76. 24 November 1995 [ES] (Nashe and Greene; Bacon and Amleth/Hamlet; Shakespeare mask)

previously unpublished; © the estate of eric sams and beatrice cazac (Mrs. Mathew’s letters)

Dear Hayat,

Glad you liked the sonnets book. I think Kerrigan has many an insight, even though from an angle which I find more obtuse than acute.

   As to the heart, take care. And take heart too; everyone I know among my contemporaries has what's known as a dicky ticker. They all seem to thrive and flourish on it, trolling such carefree ditties as 'who could have foretold/ that the heart grows old?' For the poet himself, of course, this was a cry of inconsolable anguish; but the rest of us keep pretty cheerful. We have two anginas up the road, and a triple by-pass just out of town, who seem in the best of spirits. The thing is, anything amiss can be treated; and often passes by of its own accord, or indeed sursum corda, as it seems to have done, I was happy to hear, in your own case.

   Latterly I've been recommending your book to the president of the Baconian society, with whom I have some desultory shadow-boxing from time to time. But latterly we've actually found ourselves in the same ring, ducking, bobbing and weaving with a will (though without a Will, in one respect at least). Almost by chance, we find that we actually agree on something, namely that Nashe in 1589 and Greene in 1592 were talking about one and the same playwright, whether Shakespeare, as I suggest, or 'Shake­speare', i.e. Bacon's pen-name, adopted because as the illegitimate son of Queen Elizabeth he needed a cover-story (to put it mildly). My correspondent thinks it rather obvious that it was Bacon who changed the Danish hero's name from Amleth to Hamlet, knowing that this was already the name of Shakespeare's son, which helped with the deception. Nashe and Greene were both in the know, never doubt it. They had however been sworn to secrecy, like Hamlet himself, and being true English gentlemen respected that confidence for the rest of their lives. No doubt that's why Greene said 'Shake-scene', instead of 'Bake-scene', which he might otherwise have been tempted to write. But isn't there, I've ventured to ask, something rather odd about this theory – for example that even before Bacon actually used the sobriquet 'Shakespeare' his cover had already been blown, which would have rendered all such proceedings rather pointless. I'm awaiting a reply, which will no doubt boomerang back at high speed with fatal effect, like the replies to some of my chess club.

   A propos, Richard has just rung from Tokyo to say that he has come a good third in the chess championship of Japan, which sounds a bit like success in the shogi championship of Great Britain. But I'm told that it's really quite distinguished.

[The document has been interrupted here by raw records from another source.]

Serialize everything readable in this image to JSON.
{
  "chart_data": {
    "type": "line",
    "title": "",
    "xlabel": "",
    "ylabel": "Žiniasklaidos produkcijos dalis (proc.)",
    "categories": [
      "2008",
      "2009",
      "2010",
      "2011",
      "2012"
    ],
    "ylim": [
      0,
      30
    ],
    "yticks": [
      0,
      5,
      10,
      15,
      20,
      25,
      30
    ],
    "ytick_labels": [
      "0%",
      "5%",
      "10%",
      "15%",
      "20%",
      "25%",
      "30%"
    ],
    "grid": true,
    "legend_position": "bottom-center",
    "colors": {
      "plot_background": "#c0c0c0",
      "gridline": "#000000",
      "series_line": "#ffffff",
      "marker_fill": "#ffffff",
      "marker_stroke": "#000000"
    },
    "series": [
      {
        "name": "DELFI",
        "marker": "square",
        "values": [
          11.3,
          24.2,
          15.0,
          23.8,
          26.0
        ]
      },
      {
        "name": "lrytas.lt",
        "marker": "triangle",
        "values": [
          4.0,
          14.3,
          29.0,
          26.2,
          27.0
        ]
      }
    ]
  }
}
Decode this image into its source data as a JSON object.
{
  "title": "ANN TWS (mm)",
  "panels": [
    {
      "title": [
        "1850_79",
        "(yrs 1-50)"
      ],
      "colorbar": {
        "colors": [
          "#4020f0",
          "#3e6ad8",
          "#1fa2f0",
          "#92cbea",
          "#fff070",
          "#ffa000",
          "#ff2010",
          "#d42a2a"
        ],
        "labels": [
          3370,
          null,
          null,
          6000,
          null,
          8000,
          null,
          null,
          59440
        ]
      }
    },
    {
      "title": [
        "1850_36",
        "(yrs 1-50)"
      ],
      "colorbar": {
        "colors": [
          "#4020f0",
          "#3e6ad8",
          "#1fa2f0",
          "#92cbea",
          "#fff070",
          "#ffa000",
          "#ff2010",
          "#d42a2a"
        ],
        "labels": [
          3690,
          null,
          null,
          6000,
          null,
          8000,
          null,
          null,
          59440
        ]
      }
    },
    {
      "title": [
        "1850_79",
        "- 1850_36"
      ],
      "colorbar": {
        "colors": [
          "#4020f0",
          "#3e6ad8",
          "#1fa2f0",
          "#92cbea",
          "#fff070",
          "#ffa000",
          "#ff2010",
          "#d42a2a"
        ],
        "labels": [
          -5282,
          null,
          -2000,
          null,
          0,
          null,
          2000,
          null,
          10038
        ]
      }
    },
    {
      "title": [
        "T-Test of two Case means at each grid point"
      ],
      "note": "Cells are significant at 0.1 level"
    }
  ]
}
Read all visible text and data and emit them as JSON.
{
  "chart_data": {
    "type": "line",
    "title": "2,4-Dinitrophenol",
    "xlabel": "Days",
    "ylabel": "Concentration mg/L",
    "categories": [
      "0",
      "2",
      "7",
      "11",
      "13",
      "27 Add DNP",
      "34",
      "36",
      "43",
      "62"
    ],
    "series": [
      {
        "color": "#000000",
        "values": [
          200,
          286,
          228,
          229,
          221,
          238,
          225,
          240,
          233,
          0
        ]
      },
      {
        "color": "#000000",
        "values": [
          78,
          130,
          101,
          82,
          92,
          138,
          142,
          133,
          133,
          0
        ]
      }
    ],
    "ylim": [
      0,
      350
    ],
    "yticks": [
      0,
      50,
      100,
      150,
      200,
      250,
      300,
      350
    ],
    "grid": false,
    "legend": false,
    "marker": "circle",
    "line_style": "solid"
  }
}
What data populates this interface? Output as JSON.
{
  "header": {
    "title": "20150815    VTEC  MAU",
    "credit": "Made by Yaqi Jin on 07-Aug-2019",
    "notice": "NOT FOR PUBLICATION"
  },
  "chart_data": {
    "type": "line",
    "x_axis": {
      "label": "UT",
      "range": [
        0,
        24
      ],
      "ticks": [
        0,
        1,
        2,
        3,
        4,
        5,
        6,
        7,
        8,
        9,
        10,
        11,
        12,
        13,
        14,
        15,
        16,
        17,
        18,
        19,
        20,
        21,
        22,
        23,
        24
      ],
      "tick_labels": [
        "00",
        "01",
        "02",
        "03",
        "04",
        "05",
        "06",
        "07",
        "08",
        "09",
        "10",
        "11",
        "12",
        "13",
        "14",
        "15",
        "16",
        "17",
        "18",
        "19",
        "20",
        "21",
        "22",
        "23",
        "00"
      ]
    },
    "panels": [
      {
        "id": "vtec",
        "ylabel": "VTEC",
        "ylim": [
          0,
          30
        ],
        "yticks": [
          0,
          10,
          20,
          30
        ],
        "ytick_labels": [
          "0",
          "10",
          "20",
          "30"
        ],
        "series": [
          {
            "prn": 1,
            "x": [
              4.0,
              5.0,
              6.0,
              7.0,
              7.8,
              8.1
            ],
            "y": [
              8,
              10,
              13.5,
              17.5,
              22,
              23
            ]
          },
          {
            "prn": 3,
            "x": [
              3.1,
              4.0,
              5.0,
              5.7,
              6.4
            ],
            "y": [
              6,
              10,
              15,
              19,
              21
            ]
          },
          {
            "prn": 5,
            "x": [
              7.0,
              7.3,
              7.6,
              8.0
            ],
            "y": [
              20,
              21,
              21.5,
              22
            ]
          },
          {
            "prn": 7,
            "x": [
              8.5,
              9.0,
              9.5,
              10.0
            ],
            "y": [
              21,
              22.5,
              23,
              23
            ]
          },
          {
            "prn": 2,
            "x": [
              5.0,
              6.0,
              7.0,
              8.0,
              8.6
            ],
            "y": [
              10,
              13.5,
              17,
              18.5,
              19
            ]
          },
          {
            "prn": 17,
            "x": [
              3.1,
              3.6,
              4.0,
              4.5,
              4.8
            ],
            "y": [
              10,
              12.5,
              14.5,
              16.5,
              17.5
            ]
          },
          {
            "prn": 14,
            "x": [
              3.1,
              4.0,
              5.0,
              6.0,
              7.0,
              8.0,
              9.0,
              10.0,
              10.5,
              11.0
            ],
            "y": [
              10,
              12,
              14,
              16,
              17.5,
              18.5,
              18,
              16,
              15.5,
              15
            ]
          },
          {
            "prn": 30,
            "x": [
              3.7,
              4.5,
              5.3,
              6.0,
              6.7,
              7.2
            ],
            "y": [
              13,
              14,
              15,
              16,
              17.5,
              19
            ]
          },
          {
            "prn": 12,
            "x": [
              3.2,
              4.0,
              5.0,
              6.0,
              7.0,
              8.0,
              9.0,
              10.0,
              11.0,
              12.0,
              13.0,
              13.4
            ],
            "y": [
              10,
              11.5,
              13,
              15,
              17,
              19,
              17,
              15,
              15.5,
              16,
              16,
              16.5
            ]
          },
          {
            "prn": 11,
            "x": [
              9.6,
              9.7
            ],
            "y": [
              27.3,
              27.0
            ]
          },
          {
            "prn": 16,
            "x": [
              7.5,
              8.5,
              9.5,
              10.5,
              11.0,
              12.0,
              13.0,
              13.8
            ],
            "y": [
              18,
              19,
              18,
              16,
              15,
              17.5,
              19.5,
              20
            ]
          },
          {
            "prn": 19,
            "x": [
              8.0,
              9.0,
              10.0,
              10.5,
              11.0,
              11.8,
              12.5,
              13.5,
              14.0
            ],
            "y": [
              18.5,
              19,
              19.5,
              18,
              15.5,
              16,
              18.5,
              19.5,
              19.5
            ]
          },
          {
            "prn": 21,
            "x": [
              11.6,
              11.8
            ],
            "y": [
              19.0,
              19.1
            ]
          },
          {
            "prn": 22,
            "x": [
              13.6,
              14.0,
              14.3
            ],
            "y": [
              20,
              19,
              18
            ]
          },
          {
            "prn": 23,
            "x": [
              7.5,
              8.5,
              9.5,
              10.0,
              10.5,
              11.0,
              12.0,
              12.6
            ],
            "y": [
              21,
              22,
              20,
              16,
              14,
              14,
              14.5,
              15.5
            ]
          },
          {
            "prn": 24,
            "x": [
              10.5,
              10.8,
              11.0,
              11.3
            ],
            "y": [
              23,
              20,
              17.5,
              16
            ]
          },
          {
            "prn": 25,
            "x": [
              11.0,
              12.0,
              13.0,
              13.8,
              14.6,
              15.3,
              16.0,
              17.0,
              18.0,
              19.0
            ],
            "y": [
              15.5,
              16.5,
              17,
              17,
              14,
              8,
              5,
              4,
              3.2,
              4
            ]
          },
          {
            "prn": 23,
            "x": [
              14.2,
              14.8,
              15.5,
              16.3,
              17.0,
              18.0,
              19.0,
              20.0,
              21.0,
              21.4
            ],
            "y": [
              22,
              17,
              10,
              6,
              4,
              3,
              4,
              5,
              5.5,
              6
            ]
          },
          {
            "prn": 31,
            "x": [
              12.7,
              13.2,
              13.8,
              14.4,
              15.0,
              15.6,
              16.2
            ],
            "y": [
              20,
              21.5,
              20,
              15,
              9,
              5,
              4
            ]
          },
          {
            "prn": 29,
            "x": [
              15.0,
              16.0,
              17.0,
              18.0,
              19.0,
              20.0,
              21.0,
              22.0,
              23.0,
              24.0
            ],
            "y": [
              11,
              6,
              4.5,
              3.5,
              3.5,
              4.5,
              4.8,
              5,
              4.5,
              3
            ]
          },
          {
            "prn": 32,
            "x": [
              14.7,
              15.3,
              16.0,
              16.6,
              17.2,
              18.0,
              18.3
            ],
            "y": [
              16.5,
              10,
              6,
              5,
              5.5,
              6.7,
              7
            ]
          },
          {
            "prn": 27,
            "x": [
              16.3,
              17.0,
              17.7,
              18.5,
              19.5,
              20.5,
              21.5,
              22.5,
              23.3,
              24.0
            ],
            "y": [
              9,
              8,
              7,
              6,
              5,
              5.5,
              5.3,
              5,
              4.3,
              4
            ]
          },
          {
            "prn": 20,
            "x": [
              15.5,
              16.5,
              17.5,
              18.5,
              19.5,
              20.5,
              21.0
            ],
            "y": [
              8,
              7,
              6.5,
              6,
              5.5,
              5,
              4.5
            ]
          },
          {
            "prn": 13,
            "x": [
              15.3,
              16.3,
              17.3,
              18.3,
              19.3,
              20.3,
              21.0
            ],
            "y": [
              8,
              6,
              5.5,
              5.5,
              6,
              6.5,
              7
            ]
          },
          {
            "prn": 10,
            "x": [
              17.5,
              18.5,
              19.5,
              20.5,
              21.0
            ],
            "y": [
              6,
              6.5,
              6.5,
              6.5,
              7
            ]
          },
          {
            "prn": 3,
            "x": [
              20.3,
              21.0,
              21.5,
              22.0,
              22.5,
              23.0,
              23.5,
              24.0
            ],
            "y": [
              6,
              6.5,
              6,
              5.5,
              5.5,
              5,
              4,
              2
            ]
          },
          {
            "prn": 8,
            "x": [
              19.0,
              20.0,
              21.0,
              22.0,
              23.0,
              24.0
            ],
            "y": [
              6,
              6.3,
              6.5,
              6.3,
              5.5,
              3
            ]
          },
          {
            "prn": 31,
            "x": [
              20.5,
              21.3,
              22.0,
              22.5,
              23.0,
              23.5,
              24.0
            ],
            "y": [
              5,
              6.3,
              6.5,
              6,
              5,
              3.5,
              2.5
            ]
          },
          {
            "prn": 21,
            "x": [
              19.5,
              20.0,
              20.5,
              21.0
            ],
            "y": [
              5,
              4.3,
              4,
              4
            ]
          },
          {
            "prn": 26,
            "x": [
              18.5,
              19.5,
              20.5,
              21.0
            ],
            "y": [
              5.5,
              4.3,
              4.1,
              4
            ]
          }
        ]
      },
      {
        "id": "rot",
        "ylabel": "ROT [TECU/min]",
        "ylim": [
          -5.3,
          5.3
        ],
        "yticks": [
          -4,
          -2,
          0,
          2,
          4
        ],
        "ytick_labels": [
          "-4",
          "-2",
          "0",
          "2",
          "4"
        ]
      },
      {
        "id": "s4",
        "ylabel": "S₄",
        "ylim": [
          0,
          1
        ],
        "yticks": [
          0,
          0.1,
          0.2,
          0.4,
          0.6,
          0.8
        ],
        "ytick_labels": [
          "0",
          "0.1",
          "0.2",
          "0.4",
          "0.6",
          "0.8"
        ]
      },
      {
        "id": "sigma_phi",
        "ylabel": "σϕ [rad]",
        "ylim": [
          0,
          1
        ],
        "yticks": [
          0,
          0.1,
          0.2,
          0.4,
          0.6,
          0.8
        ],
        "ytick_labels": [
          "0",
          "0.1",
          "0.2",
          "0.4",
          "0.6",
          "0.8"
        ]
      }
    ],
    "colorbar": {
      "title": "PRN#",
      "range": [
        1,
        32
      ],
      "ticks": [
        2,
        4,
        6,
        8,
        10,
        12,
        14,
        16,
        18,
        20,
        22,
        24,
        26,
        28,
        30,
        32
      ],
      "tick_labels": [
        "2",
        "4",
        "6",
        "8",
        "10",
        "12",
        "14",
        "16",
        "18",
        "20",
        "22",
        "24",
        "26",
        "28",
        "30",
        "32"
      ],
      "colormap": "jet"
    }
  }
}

   I don't know about the Shakespeare mask, which certainly sounds a very German item. No German composer's skull is safe from exhumation and calibration with calipers in the interests of so-called science. But I don't see why it shouldn't undergo some carbon dating, like the Turin shroud, or those Dead Sea scroll fragments which seem well placed to bore readers into a state of mummification as terminal as their own. I'm sorry to say that I can't help laughing every time I read that the theological authorities offered the Bedouin a price per torn scrap; I bet that affable race obliged with paper-shredding on the grandest scale before Watergate.

   Don't wait for Wait on the sonnets, which appeared in 1972; worthwhile reading though. Wounded Name sounds good, though I must say that Baconians need no encouragement to connect their hero with the Danish one. Brahms beckons me back; greetings from his song-world.